The 23-member ruling council of the International Association of Athletics Federations, meeting in Vienna, offered the possibility of admission only to foreign-based Russian athletes who could prove themselves ‘clean.’

Lord Seb Coe . . . next stop an 'Olympic Summit'

But as was observed by Rune Andersen, the Norwegian expert who led an IAAF task force monitoring Russia reluctance to end a culture of doping and cover-up, the option is a “very tiny crack in the door.”

Coe explained after the all-day council meeting that the Russian anti-doping body (RUSADA) remained suspended it was impossible consider that any of the country’s track and field athletes could take part in international competition.

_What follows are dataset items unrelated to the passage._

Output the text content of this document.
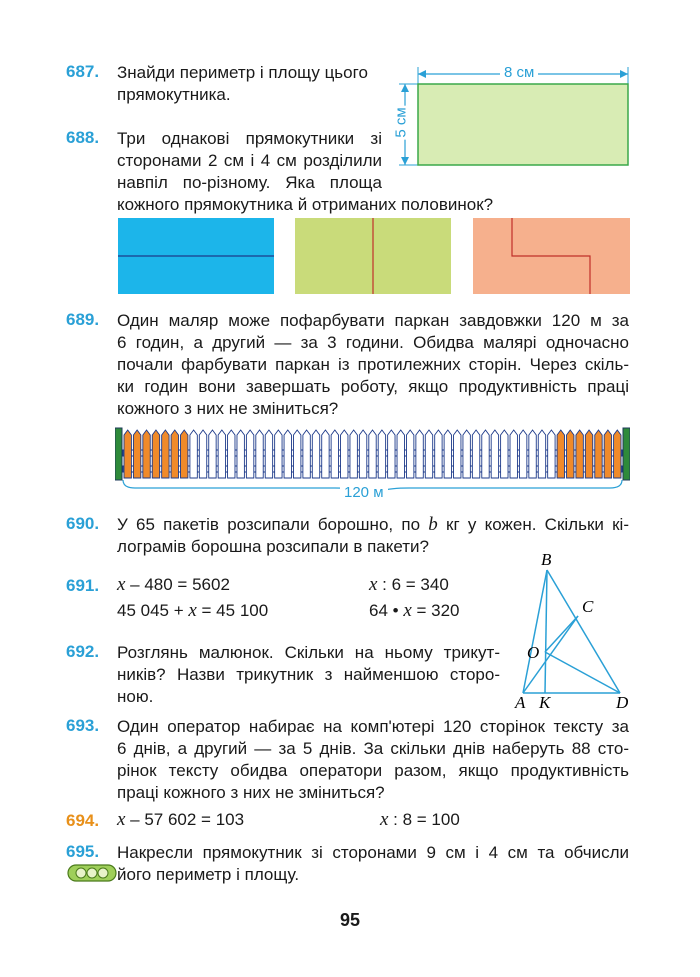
687. Знайди периметр і площу цього
прямокутника.
8 см
5 см
688. Три однакові прямокутники зі
сторонами 2 см і 4 см розділили
навпіл по-різному. Яка площа
кожного прямокутника й отриманих половинок?
689. Один маляр може пофарбувати паркан завдовжки 120 м за
6 годин, а другий — за 3 години. Обидва малярі одночасно
почали фарбувати паркан із протилежних сторін. Через скіль-
ки годин вони завершать роботу, якщо продуктивність праці
кожного з них не зміниться?
120 м
690. У 65 пакетів розсипали борошно, по b кг у кожен. Скільки кі-
лограмів борошна розсипали в пакети?
691. x – 480 = 5602	x : 6 = 340
45 045 + x = 45 100	64 • x = 320
B
C
O
A K	D
692. Розглянь малюнок. Скільки на ньому трикут-
ників? Назви трикутник з найменшою сторо-
ною.
693. Один оператор набирає на комп'ютері 120 сторінок тексту за
6 днів, а другий — за 5 днів. За скільки днів наберуть 88 сто-
рінок тексту обидва оператори разом, якщо продуктивність
праці кожного з них не зміниться?
694. x – 57 602 = 103	x : 8 = 100
695. Накресли прямокутник зі сторонами 9 см і 4 см та обчисли
його периметр і площу.
95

Andersen said: “Although there has been significant progress, several important criteria have not been fully satisfied [including] a deep-seated culture of tolerance of doping that got the Russian athletics federation suspended in the first place.

“The head coach and many athletes appear unwilling to accept the extent of the doping problem in Russian athletics and some still appear ready to ignore the anti-doping rules.”

Compliance target

On top of that it would be between 18 months and two years before RUSADA would be ready to return to full compliance with the World Anti-Doping Code.

Coe, insisting that he would not be shifted from this firm line, said: “The decision sends a very powerful message that this is a non-negotiable proposition.

Over the long haul our responsibility is to protect clean athletes but in a system that has so badly failed athletics in Russia it is extremely difficult to decide that athletes are in a safe enough system for us to consider that they are eligible for international competition.”

Andersen endorsed that concern, saying: “Because the system in Russia has been tainted by doping from top level on down we cannot even trust that what we call clean athletes really are clean.”

Coe said he would attend next week’s ‘Olympic Summit’ organised by the IOC in Lausanne but would not consider any interference in the IAAF decision.

He said: “I will be attending the Olympic summit to represent my sport . . . but the decision the council took was unanimous. The eligibility criteria for any competing athletes is a matter for the IAAF – which the IOC would fully recognise since it is an organisation which represents the interest of individual federations.”